Chefredaktion : Holger Gayer (hog)

Stuttgart - Am Montag war ein Geschäftsmann aus München in der Stadt. Er hatte bis 17 Uhr in Möhringen zu tun. Zur Rückfahrt hatte er ein Ticket für den ICE um 18.12 Uhr gebucht. „Aber reicht das überhaupt“, fragte der Mann plötzlich bang, „eine Stunde bis zum Hauptbahnhof? Montags haben Sie in Stuttgart doch immer diese Demonstrationen . . .“

 

Diese Episode erzählt von einem Dilemma, das die Bürger der baden-württembergischen Landeshauptstadt seit vier Jahren umtreibt. Es geht einerseits um die im Grundgesetz verankerte Versammlungsfreiheit. Zum anderen geht es um diejenigen Bürger, die dieses Grundrecht akzeptieren, sich aber zunehmend ihrer individuellen Freiheit beraubt fühlen, wenn sie montags ihr Ziel in der Innenstadt wieder nicht erreichen, weil andere nach wie vor gegen ein Bahnprojekt demonstrieren, das längst alle demokratischen Hürden genommen hat. Trotzdem wiegt das Demonstrationsrecht schwerer; ein Blick nach Kiew genügt, um zu erkennen, wie wichtig es ist, dass Bürger für ihre Überzeugungen streiten können.
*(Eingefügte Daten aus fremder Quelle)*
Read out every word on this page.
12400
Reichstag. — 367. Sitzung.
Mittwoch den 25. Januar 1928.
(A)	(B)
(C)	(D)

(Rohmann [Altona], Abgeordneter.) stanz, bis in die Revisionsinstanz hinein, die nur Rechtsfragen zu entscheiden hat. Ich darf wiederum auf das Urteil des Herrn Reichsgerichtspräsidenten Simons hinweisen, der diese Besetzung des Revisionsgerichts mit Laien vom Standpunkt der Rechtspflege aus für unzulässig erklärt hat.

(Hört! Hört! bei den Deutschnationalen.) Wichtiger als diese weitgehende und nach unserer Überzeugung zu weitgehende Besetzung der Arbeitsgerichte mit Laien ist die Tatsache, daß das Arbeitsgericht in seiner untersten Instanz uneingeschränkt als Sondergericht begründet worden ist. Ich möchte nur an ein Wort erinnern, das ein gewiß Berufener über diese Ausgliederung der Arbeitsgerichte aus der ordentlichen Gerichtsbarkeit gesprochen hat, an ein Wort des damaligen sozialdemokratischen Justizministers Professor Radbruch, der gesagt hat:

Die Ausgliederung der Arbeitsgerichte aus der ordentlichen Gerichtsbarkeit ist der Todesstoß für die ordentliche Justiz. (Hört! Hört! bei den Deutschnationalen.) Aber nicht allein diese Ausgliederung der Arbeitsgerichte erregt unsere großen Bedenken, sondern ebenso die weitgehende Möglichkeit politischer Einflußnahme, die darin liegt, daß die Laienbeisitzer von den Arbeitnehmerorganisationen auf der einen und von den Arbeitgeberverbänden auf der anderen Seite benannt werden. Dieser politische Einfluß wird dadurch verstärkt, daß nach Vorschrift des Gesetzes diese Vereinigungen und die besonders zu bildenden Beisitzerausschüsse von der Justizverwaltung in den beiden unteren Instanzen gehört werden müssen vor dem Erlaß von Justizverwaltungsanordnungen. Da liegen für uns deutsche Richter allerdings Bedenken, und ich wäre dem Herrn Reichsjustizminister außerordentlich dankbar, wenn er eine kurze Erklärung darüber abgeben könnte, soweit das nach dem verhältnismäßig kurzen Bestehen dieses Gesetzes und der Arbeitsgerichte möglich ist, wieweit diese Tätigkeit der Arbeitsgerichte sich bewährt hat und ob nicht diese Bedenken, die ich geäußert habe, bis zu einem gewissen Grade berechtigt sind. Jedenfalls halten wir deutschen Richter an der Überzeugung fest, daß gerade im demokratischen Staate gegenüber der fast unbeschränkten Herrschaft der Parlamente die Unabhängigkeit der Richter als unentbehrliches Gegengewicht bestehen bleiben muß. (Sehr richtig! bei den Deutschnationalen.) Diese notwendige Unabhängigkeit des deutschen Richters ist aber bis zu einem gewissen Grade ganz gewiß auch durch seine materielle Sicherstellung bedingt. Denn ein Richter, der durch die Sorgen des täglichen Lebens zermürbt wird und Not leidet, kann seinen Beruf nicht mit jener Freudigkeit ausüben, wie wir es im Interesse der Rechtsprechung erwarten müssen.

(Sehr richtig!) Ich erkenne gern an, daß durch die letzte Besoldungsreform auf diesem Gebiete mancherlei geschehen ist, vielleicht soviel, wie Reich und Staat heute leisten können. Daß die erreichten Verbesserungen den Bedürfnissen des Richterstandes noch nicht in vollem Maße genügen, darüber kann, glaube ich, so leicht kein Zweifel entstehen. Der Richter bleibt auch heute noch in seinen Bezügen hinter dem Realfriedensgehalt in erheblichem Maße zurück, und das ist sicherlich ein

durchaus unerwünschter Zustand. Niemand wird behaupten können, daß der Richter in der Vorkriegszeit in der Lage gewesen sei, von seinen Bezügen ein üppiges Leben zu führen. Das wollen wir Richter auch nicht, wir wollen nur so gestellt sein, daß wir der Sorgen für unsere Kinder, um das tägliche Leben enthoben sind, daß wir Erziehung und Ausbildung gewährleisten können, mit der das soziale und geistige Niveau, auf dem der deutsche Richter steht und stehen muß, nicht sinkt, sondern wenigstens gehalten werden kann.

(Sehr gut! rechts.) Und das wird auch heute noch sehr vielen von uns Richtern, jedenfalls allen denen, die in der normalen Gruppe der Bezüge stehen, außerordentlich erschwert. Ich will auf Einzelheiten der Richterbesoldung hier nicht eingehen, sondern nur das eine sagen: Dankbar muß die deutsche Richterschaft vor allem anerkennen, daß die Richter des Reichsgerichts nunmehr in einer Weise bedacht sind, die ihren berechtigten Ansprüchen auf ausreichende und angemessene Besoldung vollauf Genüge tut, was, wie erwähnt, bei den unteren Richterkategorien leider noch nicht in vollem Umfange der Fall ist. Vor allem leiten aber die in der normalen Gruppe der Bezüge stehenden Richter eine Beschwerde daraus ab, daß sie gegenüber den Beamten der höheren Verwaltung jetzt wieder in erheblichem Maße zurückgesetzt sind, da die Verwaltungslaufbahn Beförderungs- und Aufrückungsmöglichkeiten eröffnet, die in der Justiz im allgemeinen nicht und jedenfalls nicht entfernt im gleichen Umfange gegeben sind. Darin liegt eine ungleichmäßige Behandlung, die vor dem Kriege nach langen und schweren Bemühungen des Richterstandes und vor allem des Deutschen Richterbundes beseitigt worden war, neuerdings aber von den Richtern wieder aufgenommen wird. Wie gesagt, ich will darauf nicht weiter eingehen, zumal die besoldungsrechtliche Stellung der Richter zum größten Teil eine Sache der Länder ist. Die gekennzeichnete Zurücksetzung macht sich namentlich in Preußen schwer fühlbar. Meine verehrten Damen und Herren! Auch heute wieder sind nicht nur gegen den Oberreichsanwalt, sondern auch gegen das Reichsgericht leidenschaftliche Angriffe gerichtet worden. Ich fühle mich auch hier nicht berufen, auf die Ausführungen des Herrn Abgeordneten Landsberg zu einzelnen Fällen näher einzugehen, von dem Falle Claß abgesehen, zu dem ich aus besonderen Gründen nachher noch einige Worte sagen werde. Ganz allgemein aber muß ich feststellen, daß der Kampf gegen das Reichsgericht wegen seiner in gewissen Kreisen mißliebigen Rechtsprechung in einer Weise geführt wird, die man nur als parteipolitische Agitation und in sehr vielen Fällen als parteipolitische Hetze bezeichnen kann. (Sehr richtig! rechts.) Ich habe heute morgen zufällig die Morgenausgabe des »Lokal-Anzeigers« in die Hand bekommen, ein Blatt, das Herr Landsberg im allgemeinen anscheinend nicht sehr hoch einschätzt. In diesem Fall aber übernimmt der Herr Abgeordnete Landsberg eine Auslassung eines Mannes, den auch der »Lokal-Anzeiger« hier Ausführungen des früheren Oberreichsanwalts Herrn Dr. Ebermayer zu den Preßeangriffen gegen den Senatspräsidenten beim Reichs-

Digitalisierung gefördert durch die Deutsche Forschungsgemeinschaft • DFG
Demonstranten müssen auch Befürworter akzeptieren

Auf der anderen Seite wird es höchste Zeit, dass die Montagsdemonstranten  akzeptieren, dass nicht nur die meisten Politiker in Stadt und Land Stuttgart 21 befürworten, sondern auch die Mehrheit der Bürger dafür gestimmt hat. Es ist daher ein legitimes Ansinnen der Majorität, die wöchentlichen Kundgebungen der Minorität an einen Ort zu verlegen, der weniger Verkehrsbehinderungen nach sich zieht. Und immerhin: es geht dabei nicht um die Sauhalde in Zuffenhausen, sondern um den zentral gelegenen Marktplatz. Diesen als Versammlungsort anzunehmen, wäre ein Zeichen von Demokraten an Demokraten.

Das beste Mittel, um die Demonstrationen zu verringern, wäre indes eine Bahn, die ihre eigenen Baustellen in den Griff bekommt – sowohl jene, die mit Baggern bearbeitet werden, als auch jene, in denen es um Genehmigungsverfahren geht. Aber daran zu glauben, ist wohl eher ein Traum.